Food is often accompanied by salads, which in asado gatherings are traditionally made by women on site or brought to the asado from their homes while the men focus on the meats. Salad Olivier (ensalada rusa) is one of the most common salads served at asados.
In Chile, the local version cordero al palo (whole roast lamb) is usually accompanied with pebre, a local condiment made from pureed herbs, garlic, and hot peppers; in many ways similar to chimichurri. The dish is typical of southern Chile and is served hot accompanied by salads. A whole lamb is tied to a spit and is then roasted perpendicular on a wood fire. The preparation lasts around 5 hours since cooking must be constant and on a low heat.

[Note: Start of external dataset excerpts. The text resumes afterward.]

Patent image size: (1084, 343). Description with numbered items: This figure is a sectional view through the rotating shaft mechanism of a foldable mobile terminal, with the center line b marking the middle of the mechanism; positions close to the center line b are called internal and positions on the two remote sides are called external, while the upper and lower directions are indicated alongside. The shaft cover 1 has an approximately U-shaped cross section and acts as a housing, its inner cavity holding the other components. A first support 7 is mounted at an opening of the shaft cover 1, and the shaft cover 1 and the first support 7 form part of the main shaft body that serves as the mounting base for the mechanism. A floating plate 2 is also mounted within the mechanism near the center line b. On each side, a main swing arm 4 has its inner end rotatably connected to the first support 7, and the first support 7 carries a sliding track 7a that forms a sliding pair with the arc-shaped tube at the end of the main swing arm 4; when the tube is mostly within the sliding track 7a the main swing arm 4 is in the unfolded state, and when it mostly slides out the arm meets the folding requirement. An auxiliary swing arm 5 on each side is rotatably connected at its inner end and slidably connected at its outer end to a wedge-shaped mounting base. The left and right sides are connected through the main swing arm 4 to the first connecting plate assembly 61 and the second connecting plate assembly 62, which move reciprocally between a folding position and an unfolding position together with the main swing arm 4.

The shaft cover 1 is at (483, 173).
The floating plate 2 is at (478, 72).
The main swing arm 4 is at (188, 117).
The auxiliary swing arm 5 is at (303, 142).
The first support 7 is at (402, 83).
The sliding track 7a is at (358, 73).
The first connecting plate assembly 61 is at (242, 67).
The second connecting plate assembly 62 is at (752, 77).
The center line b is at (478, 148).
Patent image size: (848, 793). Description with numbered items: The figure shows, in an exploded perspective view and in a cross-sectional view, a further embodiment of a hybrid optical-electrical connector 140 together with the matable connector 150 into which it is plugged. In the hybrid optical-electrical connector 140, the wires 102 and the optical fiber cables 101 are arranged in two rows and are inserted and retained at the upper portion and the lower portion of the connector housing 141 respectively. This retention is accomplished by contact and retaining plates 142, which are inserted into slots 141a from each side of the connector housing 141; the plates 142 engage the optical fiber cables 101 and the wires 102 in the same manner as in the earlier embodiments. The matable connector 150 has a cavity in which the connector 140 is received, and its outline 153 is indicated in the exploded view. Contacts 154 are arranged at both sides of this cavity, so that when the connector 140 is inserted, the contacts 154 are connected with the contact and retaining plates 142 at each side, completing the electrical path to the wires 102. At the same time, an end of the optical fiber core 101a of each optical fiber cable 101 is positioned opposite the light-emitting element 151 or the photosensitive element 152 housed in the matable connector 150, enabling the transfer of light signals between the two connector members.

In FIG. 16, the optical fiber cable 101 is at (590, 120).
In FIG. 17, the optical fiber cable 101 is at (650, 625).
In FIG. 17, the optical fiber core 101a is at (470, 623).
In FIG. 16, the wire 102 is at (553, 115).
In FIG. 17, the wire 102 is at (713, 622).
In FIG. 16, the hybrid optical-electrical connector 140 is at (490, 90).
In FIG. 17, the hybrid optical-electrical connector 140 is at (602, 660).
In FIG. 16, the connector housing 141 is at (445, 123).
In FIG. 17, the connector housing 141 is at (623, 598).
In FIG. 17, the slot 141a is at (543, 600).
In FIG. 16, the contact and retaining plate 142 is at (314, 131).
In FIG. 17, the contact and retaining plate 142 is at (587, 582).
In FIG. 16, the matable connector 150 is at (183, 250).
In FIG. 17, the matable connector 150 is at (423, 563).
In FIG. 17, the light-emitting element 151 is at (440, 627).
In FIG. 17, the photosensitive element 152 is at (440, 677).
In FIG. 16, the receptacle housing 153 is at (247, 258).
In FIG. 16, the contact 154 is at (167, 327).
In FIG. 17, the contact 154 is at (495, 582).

This is not to be confused with asado in the Philippines, which is a dish cooked in a sweet, tomato-based stew usually accompanied by potatoes, carrots, and other vegetables. True to the “East-meets-West” nature of Philippine cuisine and culture in general, asado is also used as a filling in siopao (Chinese: 燒包; Pe̍h-ōe-jī: sio-pau), the local variant of bāozi (包子). There is also a version of asado that is of Filipino-Chinese origin: the term is used for dried, red-coloured sweetmeats that are otherwise known as char siu.
In Brazil, asado is called churrasco, although the cooking is usually faster. Grilled and salted meat in Brazil is generally called “carne asada” and is often cut into small strips and served on a plate or cutting board in the middle of the table for all to partake. Various grilled meats, pork, sausages and occasionally chicken are also passed around from table to table on a spit and a slice is offered to each person. This is called “rodizio” because each person partakes in turn. Charcoal is predominantly used instead of embers of wood, and Brazilians tend to cook the meat on skewers or grills. In some places, the meat is seasoned with salt and a bit of sugar.
In Mexico, there exists a similar tradition known as parrilladas or carne asadas, which incorporates various marinated cuts of meat, including steaks, chicken, and sausages (chorizo, longaniza, and moronga being especially popular). These are all grilled over wood charcoal. Vegetables are also placed over the grill, especially spring onions (cebollitas), nopales, and corn (elote).
Again in Argentina, Paraguay, and Uruguay, some alternatives are the asado al disco and asado al horno de barro, especially in the countryside. The recipe doesn’t change, only the way of cooking. In the asado al disco the worn-out disc of a plough is used. Being metallic and concave, three or four metallic legs are welded and with hot coal or lumber below it is easily transformed into an effective grill. Food is put in a spiral, in such a way that the fat naturally slips to the centre, preserving the meat for being fried. Chilli peppers and onions are usually put next to the edge, so that they gradually release their juices on the meat. The asado al horno de barro differs from tradition, as an horno (adobe oven) is used. These primitive ovens are a common view in Argentine estancias, and their primary function is to bake bread, but they are well suited for roasting meat. Pork suckling and, less commonly, lamb are served, as they are more unlikely to get dry. Though not technically a grill, it is a traditional way of cooking that still requires the great skills of an asador and the gathering of family and friends, which are the essence of an asado. Moreover, the smoky flavour and tenderness of these dishes are very appreciated.